Avec le décès de Ruth Bader Ginsburg, les Démocrates ont juste assez de corde pour se pendre

Par Magali Marc dreuz.info 21 Septembre 2020

Le décès de la juge de la Cour suprême des États-Unis, Ruth Bader Ginsburg, survenant en pleine campagne électorale, est une malchance pour les Démocrates. Étant la plus âgée de la SCOTUS, Mme RBG, comme certains l’appelaient affectueusement, avait refusé, en 2014, de démissionner pour permettre au Président Obama de nommer à sa place une gauchiste plus jeune. À l’époque, elle estimait que la majorité républicaine au Sénat n’autoriserait jamais une candidate digne de la remplacer.

En 2016, elle aurait pu démissionner mais, féministe convaincue, elle souhaitait probablement que ce soit Hillary Clinton qui ait l’occasion de nommer sa remplaçante. Manque de pot, l’élection présidentielle de 2016 a porté au pouvoir, un candidat que Mme RBG ne prenait pas au sérieux.

Quatre ans plus tard, donc en 2020, après l’échec retentissant de l’Impeachment, les Démocrates ne pensaient pas avoir des chances de remporter l’élection présidentielle de novembre. Ils se sont donc affairés à sauver les meubles afin de sauvegarder leur majorité à la Chambre des Représentants et peut-être retrouver une majorité au Sénat qui leur permettrait de bloquer presque toutes les initiatives du futur président réélu.

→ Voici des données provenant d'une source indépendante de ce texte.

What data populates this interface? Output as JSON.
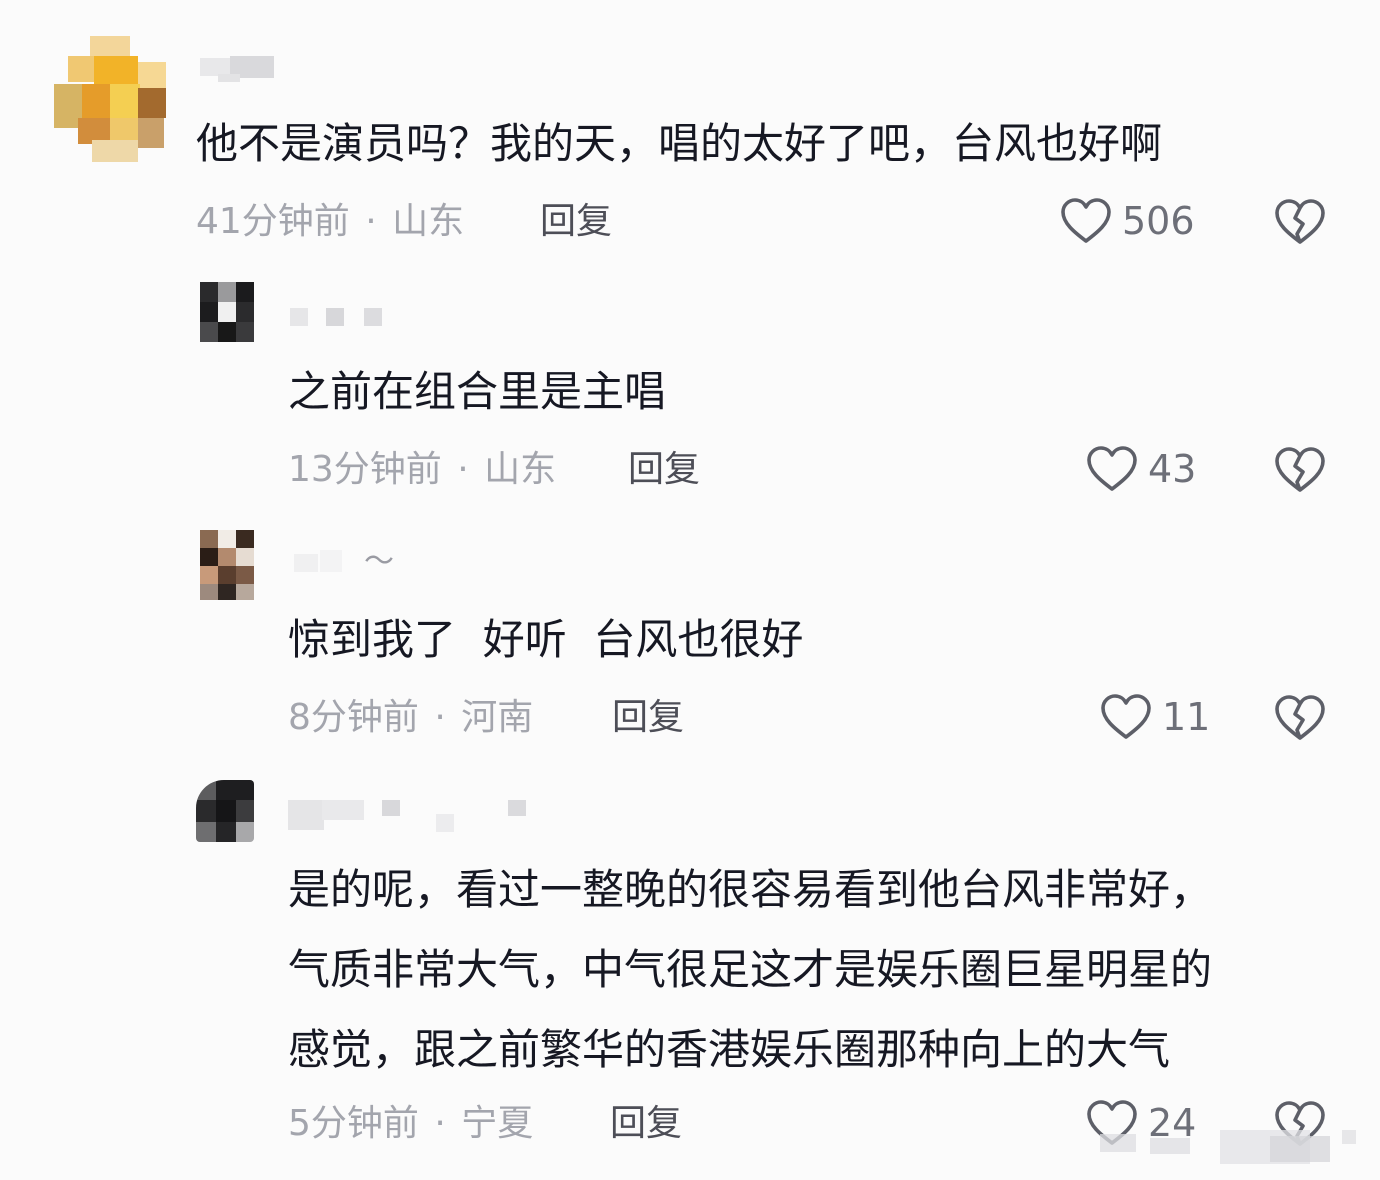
{
  "comments": [
    {
      "text": "他不是演员吗？我的天，唱的太好了吧，台风也好啊",
      "time": "41分钟前",
      "sep": "·",
      "location": "山东",
      "reply_label": "回复",
      "likes": "506"
    },
    {
      "text": "之前在组合里是主唱",
      "time": "13分钟前",
      "sep": "·",
      "location": "山东",
      "reply_label": "回复",
      "likes": "43"
    },
    {
      "username_tail": "～",
      "text": "惊到我了  好听  台风也很好",
      "time": "8分钟前",
      "sep": "·",
      "location": "河南",
      "reply_label": "回复",
      "likes": "11"
    },
    {
      "text_lines": [
        "是的呢，看过一整晚的很容易看到他台风非常好，",
        "气质非常大气，中气很足这才是娱乐圈巨星明星的",
        "感觉，跟之前繁华的香港娱乐圈那种向上的大气"
      ],
      "time": "5分钟前",
      "sep": "·",
      "location": "宁夏",
      "reply_label": "回复",
      "likes": "24"
    }
  ],
  "icons": {
    "like": "heart-outline-icon",
    "dislike": "broken-heart-icon"
  },
  "colors": {
    "text": "#161823",
    "meta": "#a3a5ad",
    "reply": "#4d4e57",
    "icon": "#5d5f68"
  }
}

Afin de bloquer la montée du candidat socialiste, Bernie Sanders, qui avait le vent dans les voiles lors des primaires, l’Establishment démocrate a décidé de jeter son dévolu sur un candidat manipulable, le sénile Joe Biden qui perd la mémoire, oublie où il est et ne finit pas ses phrases. Pour conserver l’appui des partisans gauchistes enthousiasmés par Bernie Sanders, il était entendu que le programme démocrate engloberait leurs revendications telles que le Green New Deal d’AOC, la fin des combustibles fossiles, etc.

Puis, sont arrivés en mars la pandémie et le confinement, ainsi que, fin mai, les émeutes provoquées par la mort d’un Afro-américain aux mains de la police.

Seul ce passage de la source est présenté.